Ce mardi, alors que la Commission Santé publique de la Chambre se penchait sur une proposition de loi visant à modifier l’arrêté royal encadrant la publicité des véhicules automobiles, des députés ont décidé de faire marche arrière toute. En cause : une lettre de la FEBIAC faisant pression pour éviter de devoir soumettre les constructeurs à leurs obligations.

La proposition de loi précisant les modalités d’informations sur les émissions de CO2 dans la publicité pour les voitures a été rejetée dès son premier article à la Commission Santé-Environnement de la Chambre ce mardi. Les élus du CD&V, de la N-VA, de l’open VLD et du Vlaams Belang ont voté contre, et le SP.A s’est abstenu (étonnant vu qu’ils ont signé un  certain nombre d’amendements).

Le PS, le MR et le CDH étaient prêts à avancer à des degrés divers mais ont été bloqués par ce premier vote. Le groupe Ecolo-Groen! soutenait le renforcement de la proposition et a d’ailleurs introduit plusieurs amendements pour renforcer le texte initial.
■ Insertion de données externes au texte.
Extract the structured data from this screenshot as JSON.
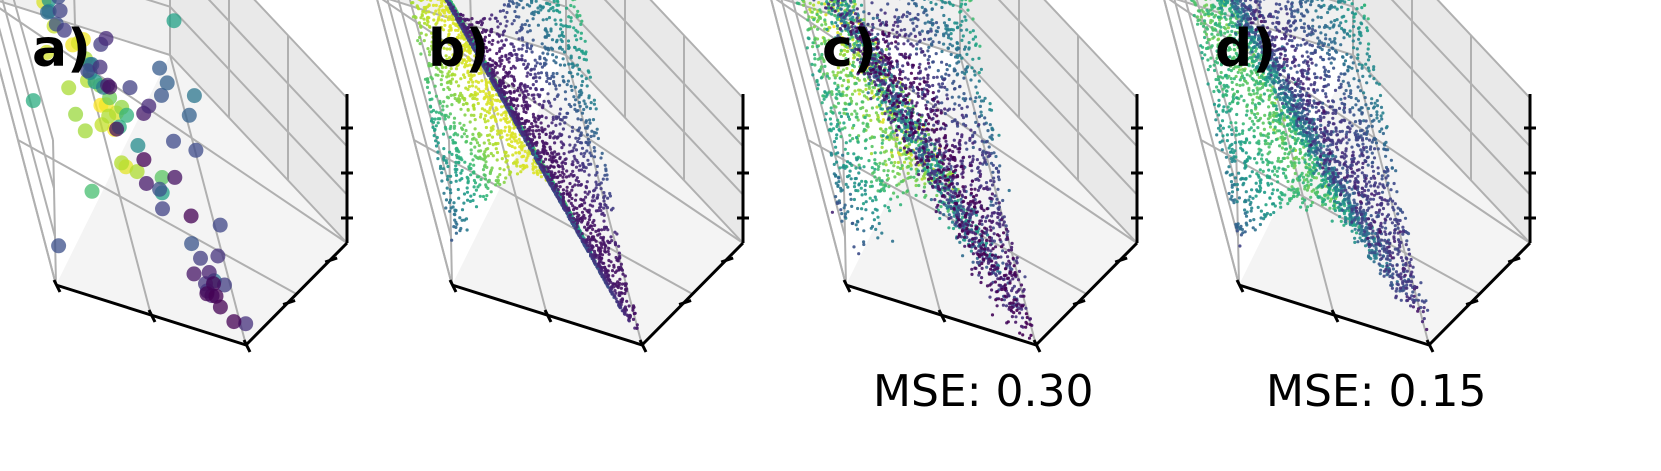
{
  "figure": {
    "panels": [
      {
        "label": "a)",
        "mse": "",
        "point_style": "sparse"
      },
      {
        "label": "b)",
        "mse": "",
        "point_style": "dense"
      },
      {
        "label": "c)",
        "mse": "MSE: 0.30",
        "point_style": "dense"
      },
      {
        "label": "d)",
        "mse": "MSE: 0.15",
        "point_style": "dense"
      }
    ],
    "colormap": "viridis",
    "pane_color": "#f0f0f0",
    "grid_color": "#b0b0b0",
    "axis_color": "#000000"
  },
  "chart_data": [
    {
      "type": "scatter",
      "title": "",
      "dimensions": 3,
      "xlabel": "",
      "ylabel": "",
      "zlabel": "",
      "grid": true,
      "annotation": "a)",
      "description_of_values": "sparse sample points, color by z"
    },
    {
      "type": "scatter",
      "title": "",
      "dimensions": 3,
      "xlabel": "",
      "ylabel": "",
      "zlabel": "",
      "grid": true,
      "annotation": "b)",
      "description_of_values": "dense ground-truth surface, color by z"
    },
    {
      "type": "scatter",
      "title": "",
      "dimensions": 3,
      "xlabel": "",
      "ylabel": "",
      "zlabel": "",
      "grid": true,
      "annotation": "c)",
      "mse": 0.3
    },
    {
      "type": "scatter",
      "title": "",
      "dimensions": 3,
      "xlabel": "",
      "ylabel": "",
      "zlabel": "",
      "grid": true,
      "annotation": "d)",
      "mse": 0.15
    }
  ]
}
Il s’agit pourtant d‘appliquer une directive européenne de 1999 exigeant que les émissions de CO2  des voitures soient clairement lisibles dans toute forme de publicité. Un arrêté royal pris en 2001 est en vigueur mais a été jugé insuffisant par la Commission européenne qui a mis en demeure la Belgique pour non application de la directive.

Mais la FEBIAC avait balisé le chemin, en écrivant aux parlementaires pour expliquer que son code déontologique était suffisant et que la contrainte était inutile.
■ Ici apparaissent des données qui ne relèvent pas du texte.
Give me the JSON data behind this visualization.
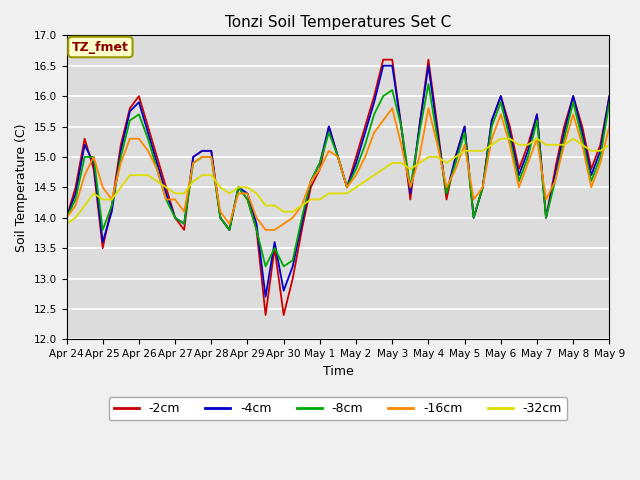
{
  "title": "Tonzi Soil Temperatures Set C",
  "xlabel": "Time",
  "ylabel": "Soil Temperature (C)",
  "ylim": [
    12.0,
    17.0
  ],
  "yticks": [
    12.0,
    12.5,
    13.0,
    13.5,
    14.0,
    14.5,
    15.0,
    15.5,
    16.0,
    16.5,
    17.0
  ],
  "xtick_labels": [
    "Apr 24",
    "Apr 25",
    "Apr 26",
    "Apr 27",
    "Apr 28",
    "Apr 29",
    "Apr 30",
    "May 1",
    "May 2",
    "May 3",
    "May 4",
    "May 5",
    "May 6",
    "May 7",
    "May 8",
    "May 9"
  ],
  "line_colors": [
    "#cc0000",
    "#0000cc",
    "#00aa00",
    "#ff8800",
    "#dddd00"
  ],
  "line_labels": [
    "-2cm",
    "-4cm",
    "-8cm",
    "-16cm",
    "-32cm"
  ],
  "bg_color": "#dcdcdc",
  "annotation_text": "TZ_fmet",
  "annotation_color": "#880000",
  "annotation_bg": "#ffffcc",
  "annotation_edge": "#999900"
}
Actuellement, la plupart des publicités ne respectent pas le prescrit européen : le lettrage pour les informations CO2 est petit et peu lisible, les émissions sont données par fourchette et non précisément par modèle, l’utilisation de l’argument environnemental est souvent abusive et sans lien avec les émissions affichées ; de plus les supports audio-visuels et internet ne sont pas soumis à la règle.

On peut donc dire que douze ans après le vote de la directive, les Belges ne sont pas correctement  informés ni sensibilisés sur les émissions de CO2 de leurs voitures avant l’achat. Les messages subliminaux liés à la liberté et au plaisir peuvent dominer sans réserve, au mépris de tous les signaux d’alarme lancés à propos des effets déjà actuels du changement climatique.

Mauvais jour pour le climat !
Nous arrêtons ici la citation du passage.